Maxi frode fiscale, arrestato il titolare di Aumai shopping

Un intricato sistema di società fantasma ha permesso l'evasione di 6 milioni di euro in tasse

Nella vasta rete del commercio italiano, una nuova frode fiscale ha colpito le cronache. La Guardia di Finanza ha scoperto e smantellato un complesso sistema di frode nel settore dell’abbigliamento, protagonista il titolare della catena di negozi Aumai shopping.

Chen Wen Xu, imprenditore 50enne di origine cinese e residente da oltre venti anni a Brescia, è stato arrestato a seguito di un’indagine accurata che ha portato alla luce un giro di fatture false per operazioni inesistenti, utilizzato per evadere imposte per un totale di 6 milioni di euro in soli due anni.

Il sistema fraudolento era basato su una rete di venti imprese “cartiere” dislocate su tutto il territorio nazionale, gestite da cittadini cinesi incensurati. Queste società, pur apparendo legali e operative, erano di fatto prive di qualsiasi struttura aziendale reale—senza unità produttive, magazzini, uffici, né lavoratori dipendenti. L’operazione delle Fiamme Gialle, condotta con perquisizioni e analisi contabili e informatiche, ha rivelato come queste imprese “filtro” abbiano funzionato principalmente per mascherare operazioni fittizie, permettendo ad Aumai shopping di sottrarsi al fisco.

Il provvedimento cautelare ha coinvolto, oltre a Chen Wen Xu, anche una manager di origine cinese ai domiciliari e due collaboratori, anch’essi cinesi, ai quali è stato interdetto l’esercizio di attività imprenditoriali. Un ulteriore indagato è stato sottoposto a divieto di espatrio.

Contemporaneamente, le autorità hanno eseguito perquisizioni e un provvedimento di sequestro preventivo, con il supporto di unità cinofile specializzate nella ricerca di denaro contante. I beni sequestrati ammontano a oltre 6 milioni di euro, valore equivalente ai profitti illeciti stimati.

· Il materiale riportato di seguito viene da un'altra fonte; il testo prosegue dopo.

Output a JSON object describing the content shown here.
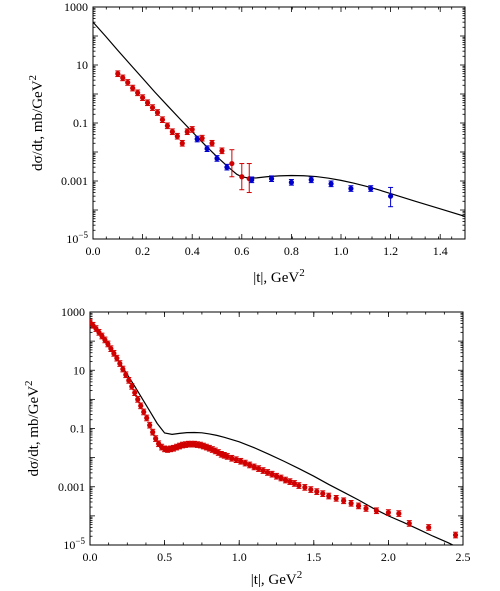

L’inchiesta, coordinata dalla Procura della Repubblica di Monza e condotta dal Nucleo di Polizia Economico-Finanziaria di Monza, mette in luce una pratica di evasione fiscale strutturata e sofisticata, che ha coinvolto un fatturato annuo di circa 60 milioni di euro da parte delle 14 imprese legate alla catena Aumai, le quali hanno utilizzato fatture per operazioni inesistenti per oltre 20 milioni di euro.